The team at Cedars-Sinai’s Smidt Heart Institute has become among the most prolific health system-based cardiovascular AI developers, and they added to their AI resume after unveiling the massive new EchoCLIP foundation model, which combines echo images and reporting text to perform a wide range of interpretations — without specific training.
- Foundation models are a type of generative AI, using a vast amount of unlabeled data to perform a wider range of clinical tasks than we’ve seen with most current healthcare AI tools.
To develop this beast of an echo AI model, the team assembled a dataset of 1,032,975 cardiac ultrasound videos and corresponding text-based expert interpretations.
Even without task-specific training or fine-tuning, EchoCLIP performed well across a wide range of measurement and detection tasks when tested against external data, including:
- Accessing cardiac function by predicting LVEF (7.1% mean absolute error)
- Estimating pulmonary artery pressure (10.8 mm Hg mean absolute error)
- Identifying intracardiac devices, like mitral valve repair, TAVR, and pacemaker/defibrillator leads (AUCs = 0.97, 0.92, 0.84)
- Detecting changes from a healthy cardiac chamber size, like severe dilation of the right ventricle, right atrium, left ventricle, and left atrium (AUCs = 0.92, 0.97, 0.92, 0.91)
- Assessing tamponade and severe left ventricular hypertrophy (AUCs = 0.96 & 0.82)
Perhaps more impressively, the team’s related EchoCLIP-R system was able to accurately identify specific patients using only their exams and retrieve past exams (AUC = 0.86), while highlighting clinically important changes that occurred between their echos.

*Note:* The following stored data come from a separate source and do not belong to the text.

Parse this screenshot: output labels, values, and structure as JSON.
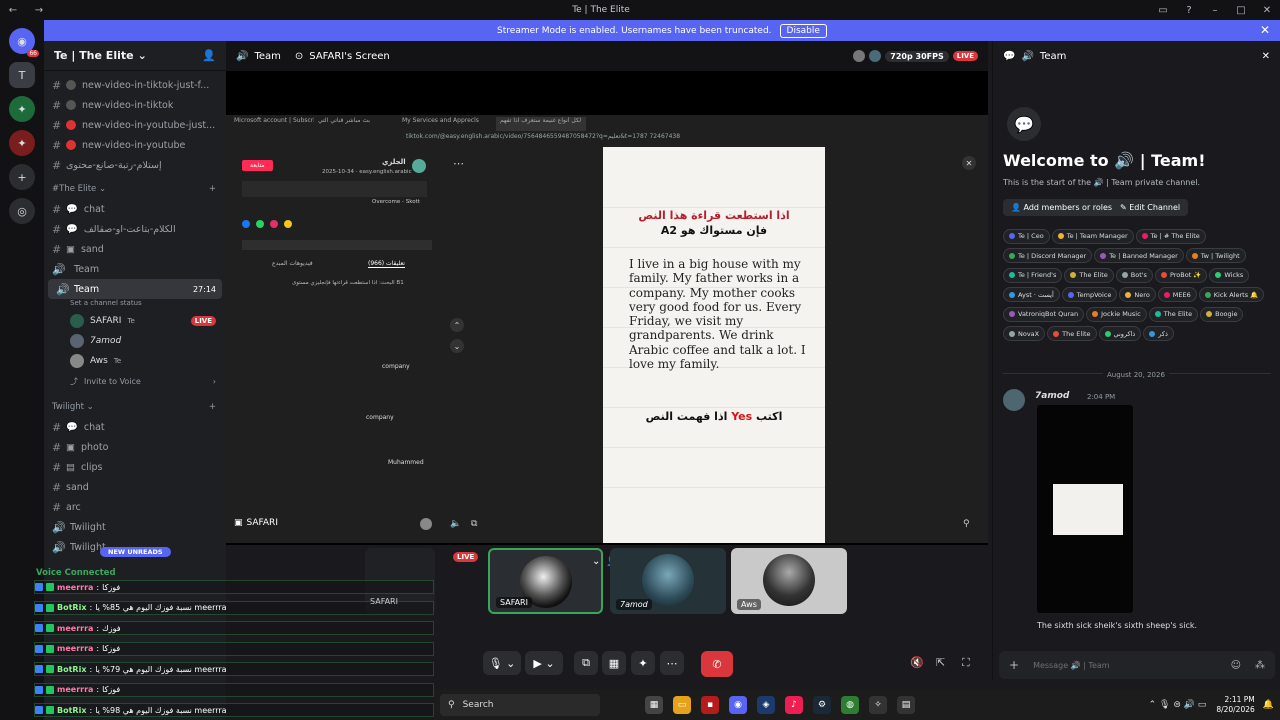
{
  "window": {
    "title": "Te | The Elite"
  },
  "banner": {
    "text": "Streamer Mode is enabled. Usernames have been truncated.",
    "button": "Disable"
  },
  "rail": {
    "badge": "66"
  },
  "sidebar": {
    "guild": "Te | The Elite",
    "top_channels": [
      "new-video-in-tiktok-just-f...",
      "new-video-in-tiktok",
      "new-video-in-youtube-just...",
      "new-video-in-youtube",
      "إستلام-رتبة-صانع-محتوى"
    ],
    "category1": "#The Elite",
    "cat1_channels": [
      "chat",
      "الكلام-بتاعت-او-صقالف",
      "sand",
      "Team"
    ],
    "active_channel": {
      "name": "Team",
      "time": "27:14",
      "status": "Set a channel status"
    },
    "members": [
      {
        "name": "SAFARI",
        "tag": "Te",
        "live": "LIVE"
      },
      {
        "name": "7amod",
        "tag": ""
      },
      {
        "name": "Aws",
        "tag": "Te"
      }
    ],
    "invite": "Invite to Voice",
    "category2": "Twilight",
    "cat2_channels": [
      "chat",
      "photo",
      "clips",
      "sand",
      "arc",
      "Twilight",
      "Twilight"
    ],
    "new_unreads": "NEW UNREADS",
    "voice_connected": "Voice Connected"
  },
  "stream_header": {
    "channel": "Team",
    "screen": "SAFARI's Screen",
    "quality": "720p 30FPS",
    "live": "LIVE"
  },
  "browser": {
    "tabs": [
      "Microsoft account | Subscriptions",
      "بث مباشر قناتي التي",
      "My Services and Apprecls",
      "لكل أنواع غنيمة ستعرف اذا تفهم"
    ],
    "url": "tiktok.com/@easy.english.arabic/video/7564846559487058472?q=تعليم&t=1787 72467438"
  },
  "tiktok": {
    "follow": "متابعة",
    "author": "الجلزي",
    "date": "2025-10-34 · easy.english.arabic",
    "sound": "Overcome - Skott",
    "tabs": [
      "(966) تعليقات",
      "فيديوهات المبدع"
    ],
    "comments_header": "البحث: اذا استطعت قراءتها فإنجليزي مستوى B1",
    "comment_items": [
      "company",
      "company",
      "Muhammed"
    ],
    "input_user": "SAFARI"
  },
  "video": {
    "ar_title_1": "اذا استطعت قراءة هذا النص",
    "ar_title_2": "فإن مستواك هو A2",
    "en_text": "I live in a big house with my family. My father works in a company. My mother cooks very good food for us. Every Friday, we visit my grandparents. We drink Arabic coffee and talk a lot. I love my family.",
    "ar_bottom_1": "اكتب",
    "ar_bottom_yes": "Yes",
    "ar_bottom_2": "اذا فهمت النص"
  },
  "tiles": [
    {
      "name": "SAFARI",
      "live": "LIVE"
    },
    {
      "name": "7amod"
    },
    {
      "name": "Aws"
    }
  ],
  "chat": {
    "header": "Team",
    "welcome": "Welcome to 🔊 | Team!",
    "start": "This is the start of the 🔊 | Team private channel.",
    "add_members": "Add members or roles",
    "edit_channel": "Edit Channel",
    "roles": [
      "Te | Ceo",
      "Te | Team Manager",
      "Te | # The Elite",
      "Te | Discord Manager",
      "Te | Banned Manager",
      "Tw | Twilight",
      "Te | Friend's",
      "The Elite",
      "Bot's",
      "ProBot ✨",
      "Wicks",
      "Ayst · أيست",
      "TempVoice",
      "Nero",
      "MEE6",
      "Kick Alerts 🔔",
      "VatroniqBot Quran",
      "Jockie Music",
      "The Elite",
      "Boogie",
      "NovaX",
      "The Elite",
      "ذاكروني",
      "ذكر"
    ],
    "date_divider": "August 20, 2026",
    "msg_author": "7amod",
    "msg_time": "2:04 PM",
    "tongue_twister": "The sixth sick sheik's sixth sheep's sick.",
    "placeholder": "Message 🔊 | Team"
  },
  "overlay": {
    "messages": [
      {
        "user": "meerrra",
        "text": "فوزكا"
      },
      {
        "user": "BotRix",
        "text": "نسبة فوزك اليوم هي 85% يا meerrra"
      },
      {
        "user": "meerrra",
        "text": "فوزك"
      },
      {
        "user": "meerrra",
        "text": "فوزكا"
      },
      {
        "user": "BotRix",
        "text": "نسبة فوزك اليوم هي 79% يا meerrra"
      },
      {
        "user": "meerrra",
        "text": "فوزكا"
      },
      {
        "user": "BotRix",
        "text": "نسبة فوزك اليوم هي 98% يا meerrra"
      }
    ],
    "safari_label": "SAFARI"
  },
  "taskbar": {
    "search": "Search",
    "time": "2:11 PM",
    "date": "8/20/2026"
  }
}
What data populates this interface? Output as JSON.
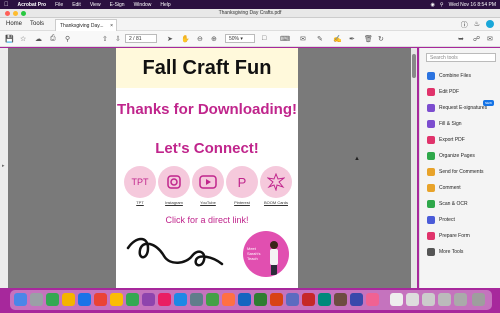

Altogether, these results suggest that with a large enough dataset of echo images and expert text interpretations we can train foundational models that can support an extremely wide range of echo assessment tasks.
The Takeaway
The last few years have brought an impressive flow of echo AI models, and Cedars-Sinai’s new EchoCLIP model certainly could prove to be among the most significant given its size, breadth of capabilities, and its role as the first of potentially many advanced echo image+text foundation models.